# Using Furstenberg's skew-product for $\alpha n^2$ equidistributed.

I am having trouble proving that if $\alpha_1,\alpha_2$ are irrational, then the sequence $(\alpha_1n,\alpha_2n^2)$ is equidistributed in $\mathbb{T}^2$. It is straightforward to use Furstenberg's skrew product when $\alpha_1=\alpha_2$ but I can't see a way of doing the general case. Any hints?

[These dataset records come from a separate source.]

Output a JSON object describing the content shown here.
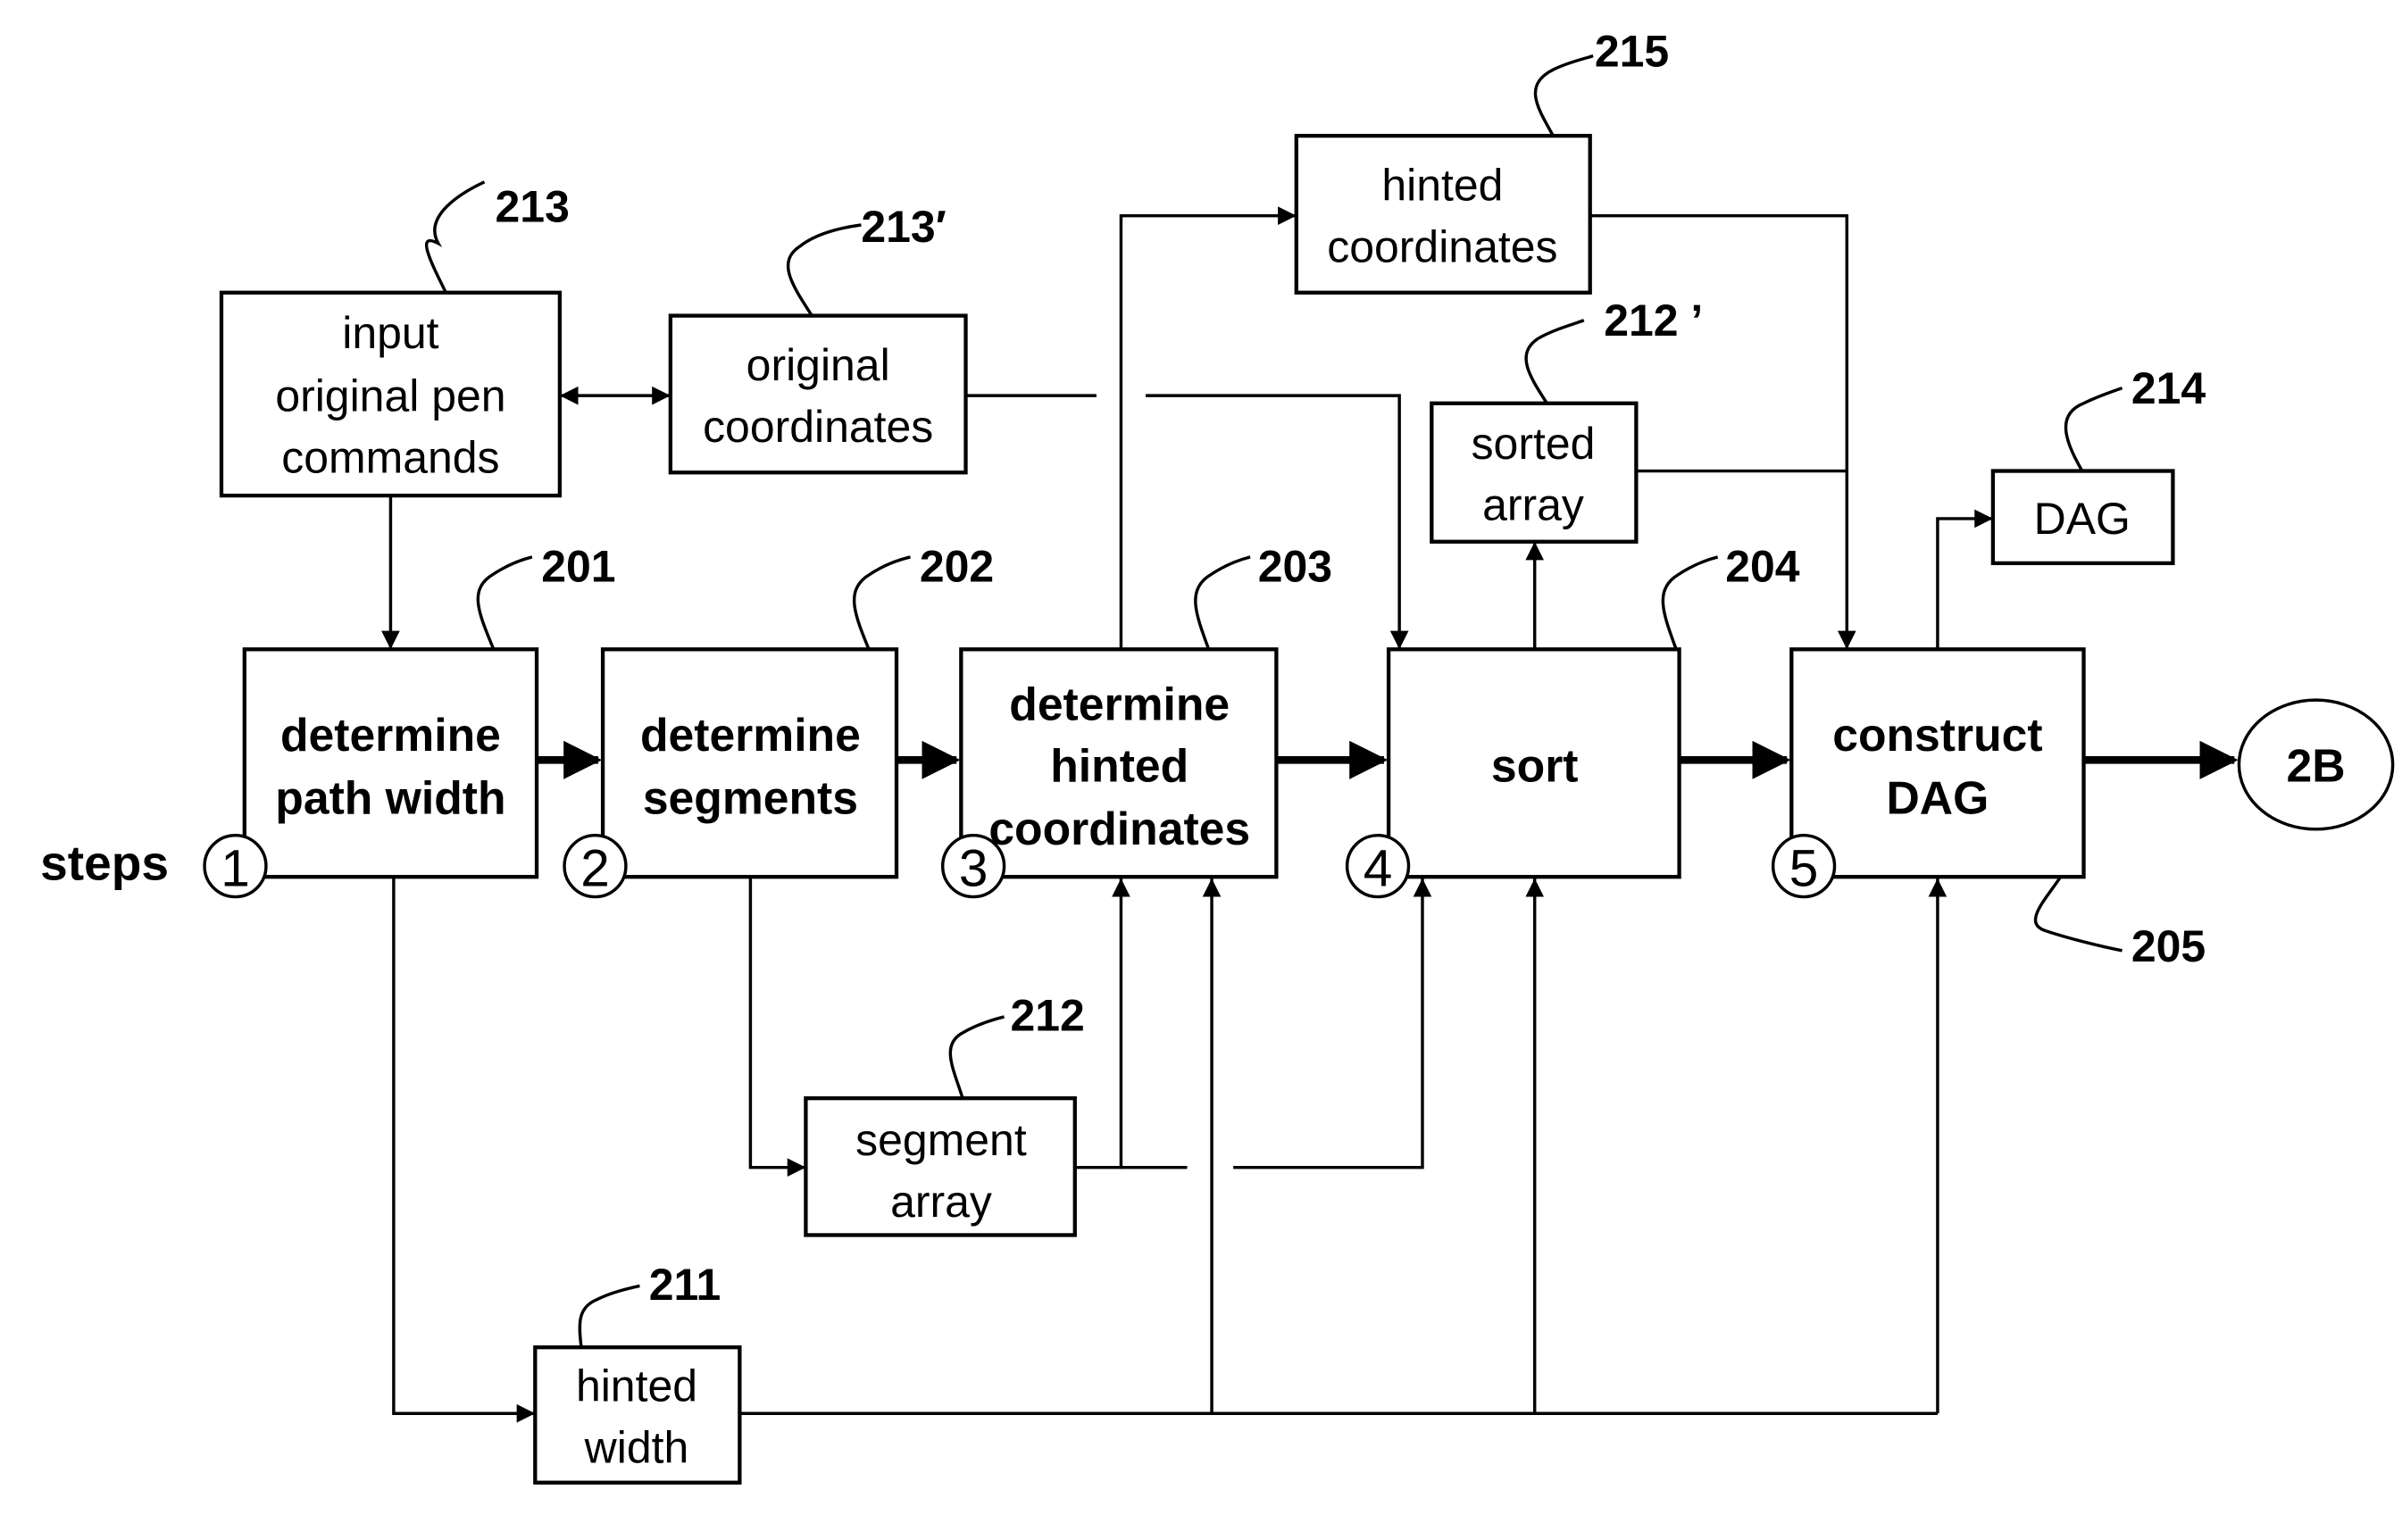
{
  "diagram": {
    "steps_label": "steps",
    "process_boxes": [
      {
        "id": "201",
        "lines": [
          "determine",
          "path width"
        ],
        "step": "1"
      },
      {
        "id": "202",
        "lines": [
          "determine",
          "segments"
        ],
        "step": "2"
      },
      {
        "id": "203",
        "lines": [
          "determine",
          "hinted",
          "coordinates"
        ],
        "step": "3"
      },
      {
        "id": "204",
        "lines": [
          "sort"
        ],
        "step": "4"
      },
      {
        "id": "205",
        "lines": [
          "construct",
          "DAG"
        ],
        "step": "5"
      }
    ],
    "data_boxes": [
      {
        "id": "213",
        "lines": [
          "input",
          "original pen",
          "commands"
        ]
      },
      {
        "id": "213′",
        "lines": [
          "original",
          "coordinates"
        ]
      },
      {
        "id": "215",
        "lines": [
          "hinted",
          "coordinates"
        ]
      },
      {
        "id": "212 ’",
        "lines": [
          "sorted",
          "array"
        ]
      },
      {
        "id": "214",
        "lines": [
          "DAG"
        ]
      },
      {
        "id": "212",
        "lines": [
          "segment",
          "array"
        ]
      },
      {
        "id": "211",
        "lines": [
          "hinted",
          "width"
        ]
      }
    ],
    "connector": {
      "label": "2B"
    }
  }
}
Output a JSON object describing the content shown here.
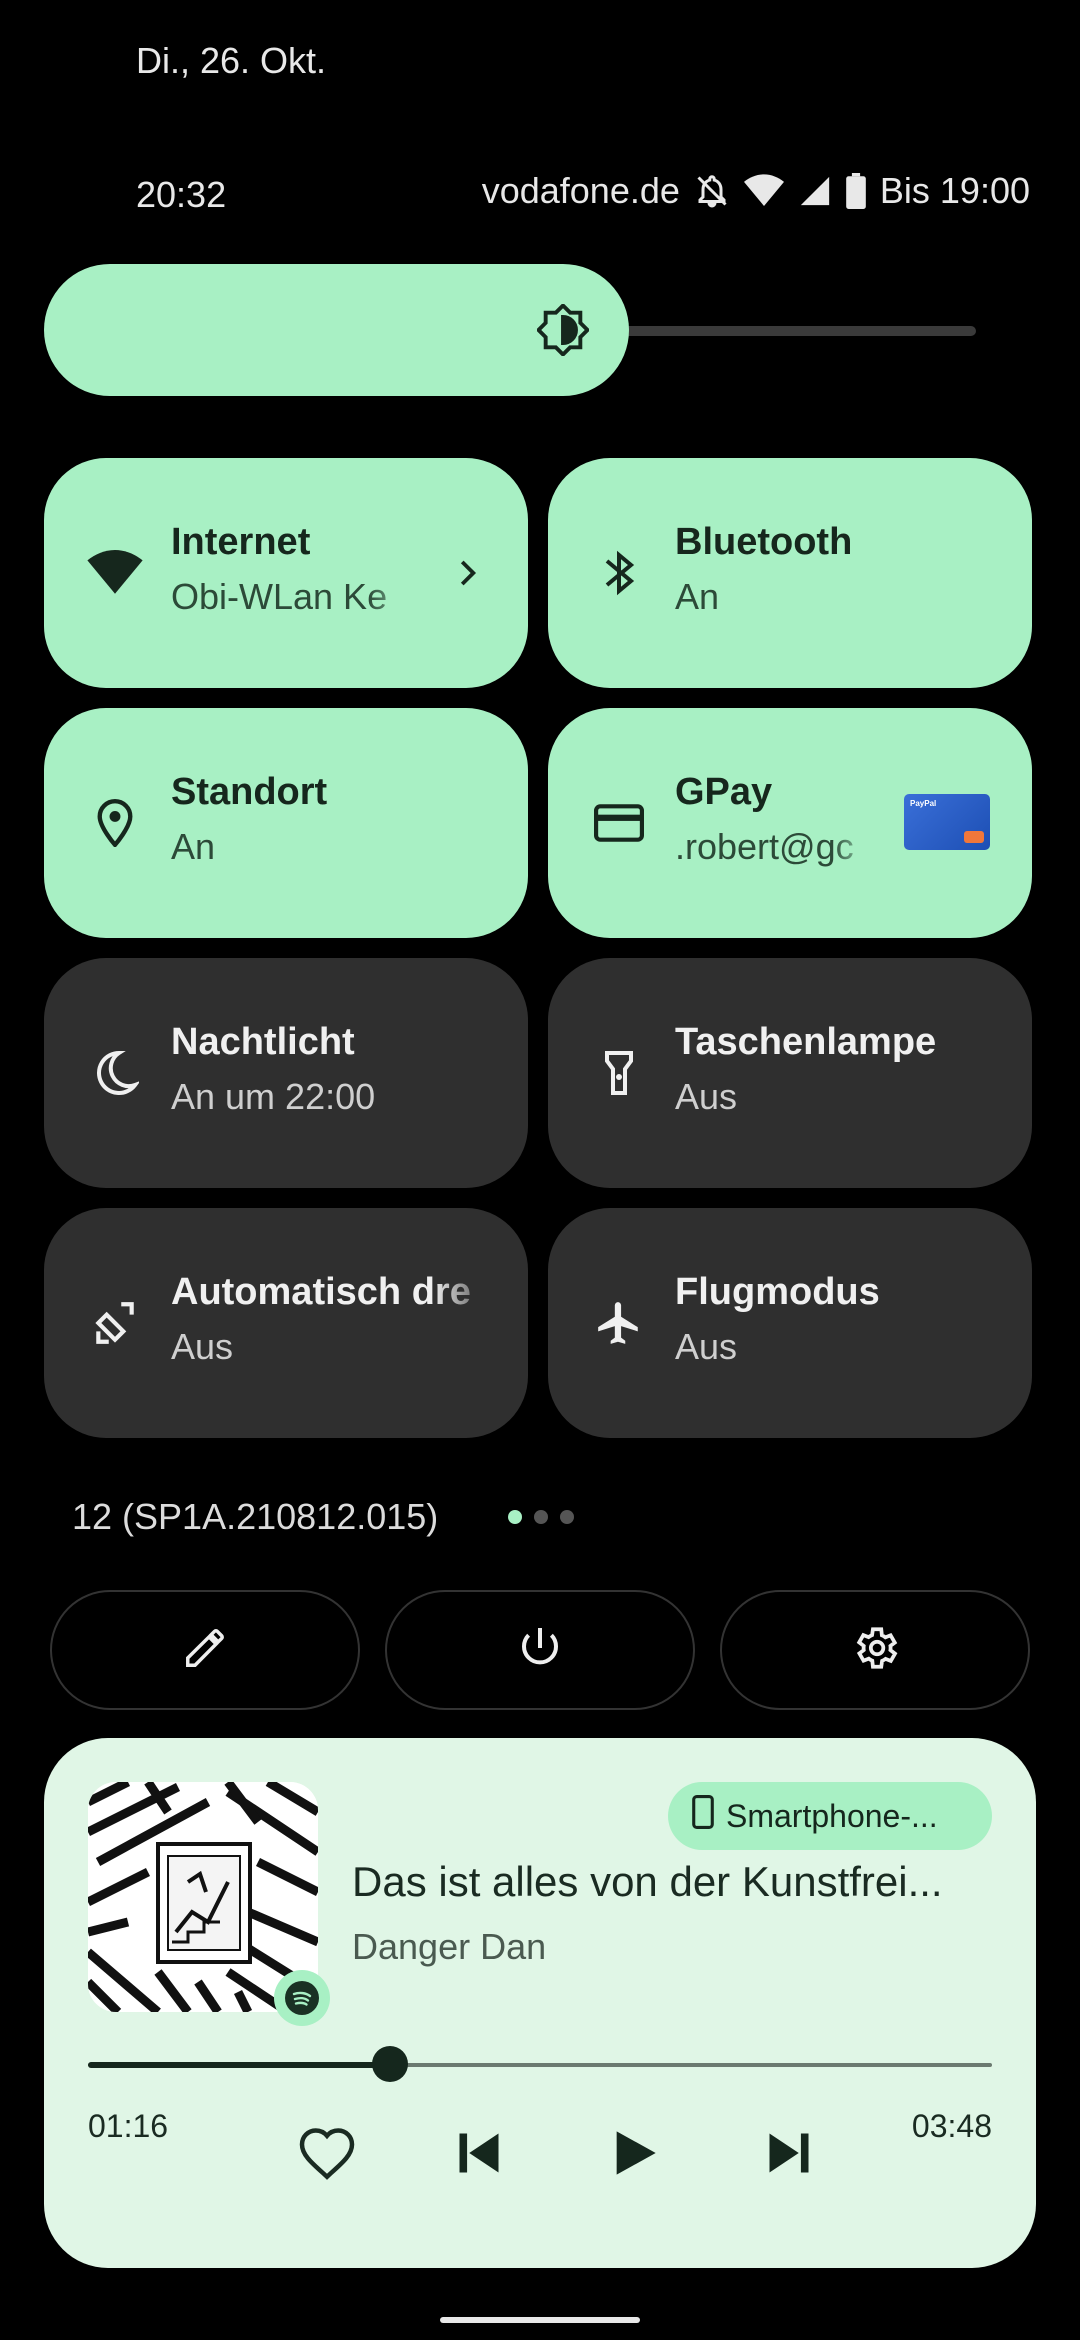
{
  "status": {
    "date": "Di., 26. Okt.",
    "time": "20:32",
    "carrier": "vodafone.de",
    "battery_text": "Bis 19:00",
    "icons": [
      "dnd-off-icon",
      "wifi-icon",
      "signal-icon",
      "battery-icon"
    ]
  },
  "brightness": {
    "level": 0.55,
    "icon": "brightness-icon"
  },
  "tiles": [
    {
      "title": "Internet",
      "subtitle": "Obi-WLan Ke",
      "state": "on",
      "icon": "wifi-icon"
    },
    {
      "title": "Bluetooth",
      "subtitle": "An",
      "state": "on",
      "icon": "bluetooth-icon"
    },
    {
      "title": "Standort",
      "subtitle": "An",
      "state": "on",
      "icon": "location-icon"
    },
    {
      "title": "GPay",
      "subtitle": ".robert@gc",
      "state": "on",
      "icon": "credit-card-icon"
    },
    {
      "title": "Nachtlicht",
      "subtitle": "An um 22:00",
      "state": "off",
      "icon": "moon-icon"
    },
    {
      "title": "Taschenlampe",
      "subtitle": "Aus",
      "state": "off",
      "icon": "flashlight-icon"
    },
    {
      "title": "Automatisch dre",
      "subtitle": "Aus",
      "state": "off",
      "icon": "auto-rotate-icon"
    },
    {
      "title": "Flugmodus",
      "subtitle": "Aus",
      "state": "off",
      "icon": "airplane-icon"
    }
  ],
  "build_number": "12 (SP1A.210812.015)",
  "pages": {
    "count": 3,
    "current": 1
  },
  "quick_buttons": [
    "edit-icon",
    "power-icon",
    "settings-icon"
  ],
  "media": {
    "output_device": "Smartphone-...",
    "title": "Das ist alles von der Kunstfrei...",
    "artist": "Danger Dan",
    "elapsed": "01:16",
    "total": "03:48",
    "progress": 0.334,
    "app_icon": "spotify-icon",
    "controls": [
      "heart-icon",
      "previous-icon",
      "play-icon",
      "next-icon"
    ]
  },
  "colors": {
    "accent": "#a8f0c4",
    "tile_off": "#2f2f2f",
    "media_bg": "#e0f6e6"
  }
}
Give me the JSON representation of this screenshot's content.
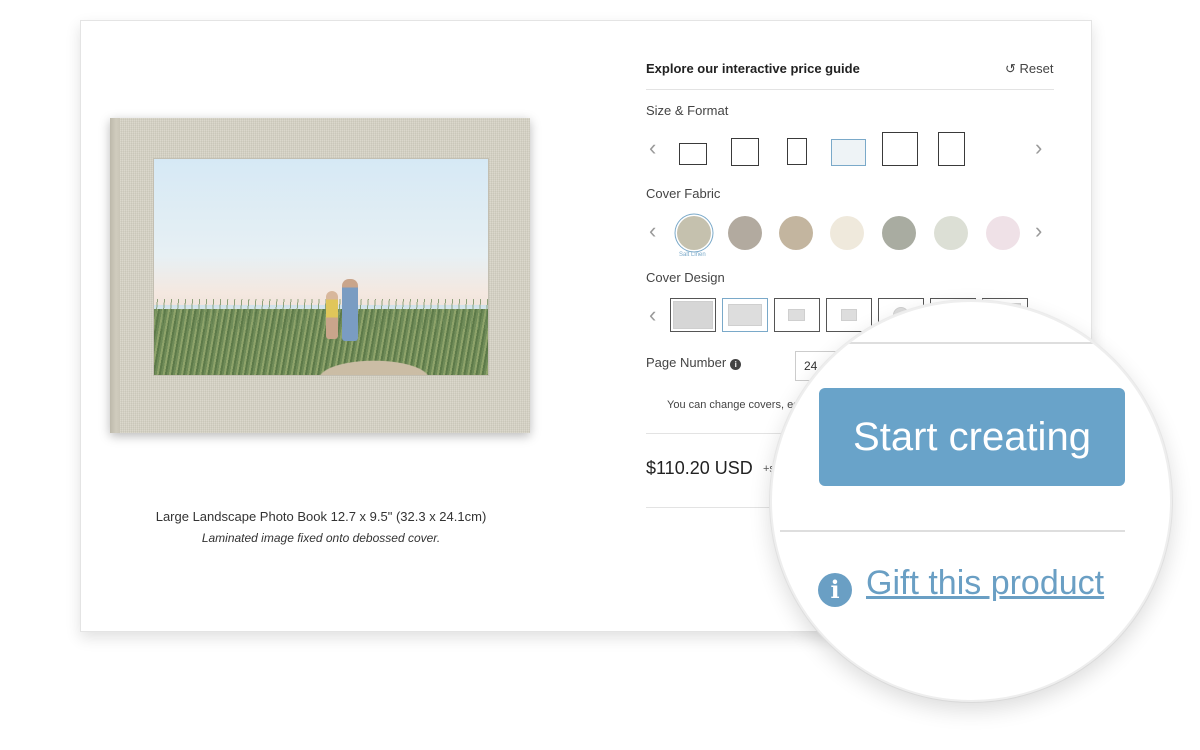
{
  "configurator": {
    "title": "Explore our interactive price guide",
    "reset_label": "↺ Reset",
    "size_format_label": "Size & Format",
    "cover_fabric_label": "Cover Fabric",
    "cover_design_label": "Cover Design",
    "page_number_label": "Page Number",
    "page_number_value": "24",
    "note": "You can change covers, edi",
    "price": "$110.20 USD",
    "price_extra": "+sh",
    "selected_fabric_name": "Salt Linen",
    "arrow_left": "‹",
    "arrow_right": "›",
    "info_glyph": "i"
  },
  "fabric_colors": [
    "#c5c1ae",
    "#b2aa9f",
    "#c3b59f",
    "#efe9dc",
    "#a9aca1",
    "#dcdfd5",
    "#efe1e7"
  ],
  "product": {
    "name": "Large Landscape Photo Book 12.7 x 9.5\" (32.3 x 24.1cm)",
    "description": "Laminated image fixed onto debossed cover."
  },
  "magnifier": {
    "cta_label": "Start creating",
    "gift_label": "Gift this product",
    "info_glyph": "i"
  },
  "colors": {
    "accent": "#69a3c9",
    "link": "#6a9fc4",
    "selected_outline": "#7aa9c9"
  }
}
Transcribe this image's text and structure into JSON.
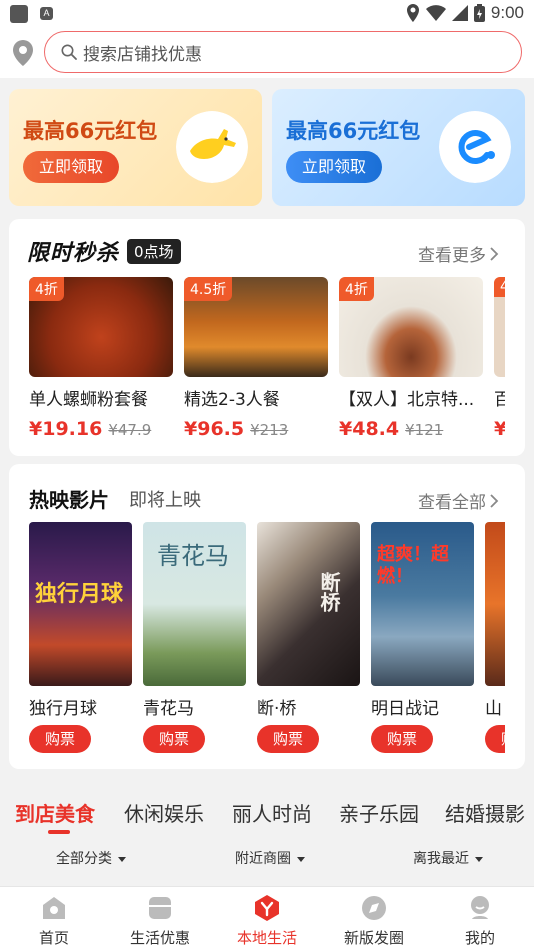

• Did you try to find a map of the $2$-torus that is related? Feb 27, 2016 at 10:26
• Yep, the map that sends $(x_1,x_2)$ to $(x_1+\alpha_1,x_2+2\frac{\alpha_2}{\alpha_1}x_1-\alpha_2)$.I can finish the question if I can prove that this is ergodic. Feb 27, 2016 at 10:29
• However, a Fourier analysis approach doesn't seem to lead anywhere. In fact I'm not even sure that $x_1\rightarrow{\frac{\alpha_2}{\alpha_1}}x_1$ is continuous. Feb 27, 2016 at 10:30
• Well, that's what I had in mind. :) Sometimes the computations are complicated but eventually they lead somewhere. Feb 27, 2016 at 11:39
• I am slightly confused by cty. I am not sure the multiplication by $\frac{\alpha_1}{\alpha_2}$ is continuous - it seems to get messed up near 0 (or 1). Feb 27, 2016 at 12:08

The usual approach is to first find a measurable map of the $2$-torus such that under iteration you get precisely $(\alpha_1 n,\alpha_2 n^2)\bmod1$.
After that you should apply Birkhoff's ergodic theorem to an arbitrary continuous function on the $2$-torus. For example, by considering a continuous function depending only on the second component you are actually looking at the uniform distribution of $\alpha_2 n^2\bmod1$.